Thursday, 22 October 2009

Strike ... what strike?

This morning, I got quite a bit of post ... one item was postmarked only a couple of days ago but unfortunately, no sign of the supplier package that by rights should've been here much earlier in the week. Oh yes, my BT bill arrived fine - if you're going to go on blinkin' strike, you can blimmin' well keep the bills you awkward so-and-so's. (People who know me will re-write that sentence with other words for those italicised!) ;-)

And about an hour ago, there was a red Royal Mail van and a yellow DHL van, one of them must've been collecting from the postbox which is opposite my house, I'm not sure which one. Curious ...

I thought it was all the sorting office and delivery/driving personnel were on strike but I have both received post and seen it being collected - are they on strike or not??! This leads me to wonder if these are temporary, non-union staff. I remember something being on the news about Royal Mail taking on double the number of temporary staff it usually does to cope with Christmas. I wonder if those staff are now doing as much as they can, once they get trained, the regular workforce will have to watch out. When they're on strike, Royal Mail don't pay them, they forego their wages, the management will therefore just use that money to pay the temporary staff (who will be glad of the work), and starve out the regular workforce.

I try to be sympathetic with my postman whilst I'm signing for the numerous packages that arrive for me, he told me about how one day he was expected to do an extra half hour's sorting AND deliver post to a second village which would take him another 2 hours but he had to fit it all in his usual timeframe because he has to pick his kids up after school (and there was no offer of overtime even if he could get someone else to pick them up). So I can understand that when they say they're not arguing about pay, OR modernisation (they all have those handheld devices now for you to sign instead of paper), it seems the management want to modernise the amount of work they have to fit in.

When I was a kid, I went to primary school with the postman's little girl. We still had the same postman when I left home aged 19. After getting married, I lived in one house for 10 years, another for 13 - both times we had the same postman from the day we moved in until the day we moved out. So, they don't seem to move on that eagerly, they can't be that badly off ...

During the recent regional strikes two days at a time I wasn't getting post at all on some days and it impacted on how quickly I got supplies for my business from time to time which was inconvenient but the local office seemed to get quickly caught up. I was still using Royal Mail for sending out jewellery and I never received any complaints.

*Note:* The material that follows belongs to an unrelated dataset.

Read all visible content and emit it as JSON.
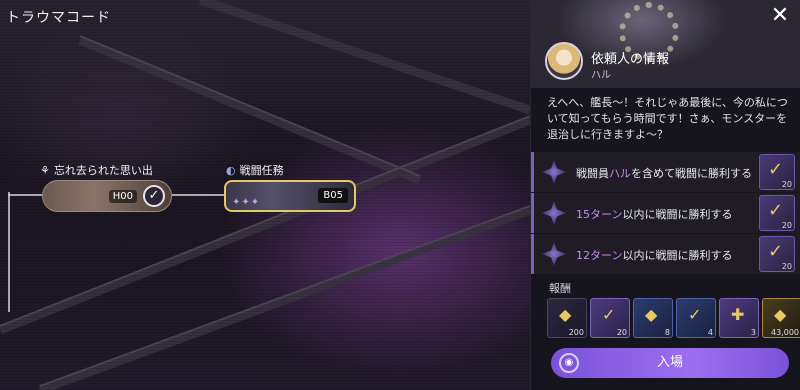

However, as it's now a national strike, I can't be certain packages aren't sitting in intervening sorting offices. With a two day strike this week and they are talking about a further three next week, they must really have grievances to forego so many days pay but I am wondering how big the backlogs will become, I won't be risking Royal Mail til well after the strikes have finished. No-one is going to order a couple of pairs of earrings at the prices couriers charge for UK deliveries, let alone £19.13 for an international package. Given the number of companies that have sprung up to step into the breach, and the prices they are charging even for small packages, we clearly haven't been paying enough for mail deliveries, there must be some middle way but we're stuck coping with it whilst the management and the Unions just posture at each other and don't do anything serious to sort it all out.

1 comment:

  1. Aha, apparently it's the delivery people on strike today so no post today. The groups of workers appear to be sharing out the strike days Sorting and Drivers yesterday, today it's the Delivery staff so they're actually not losing two days pay, only one each.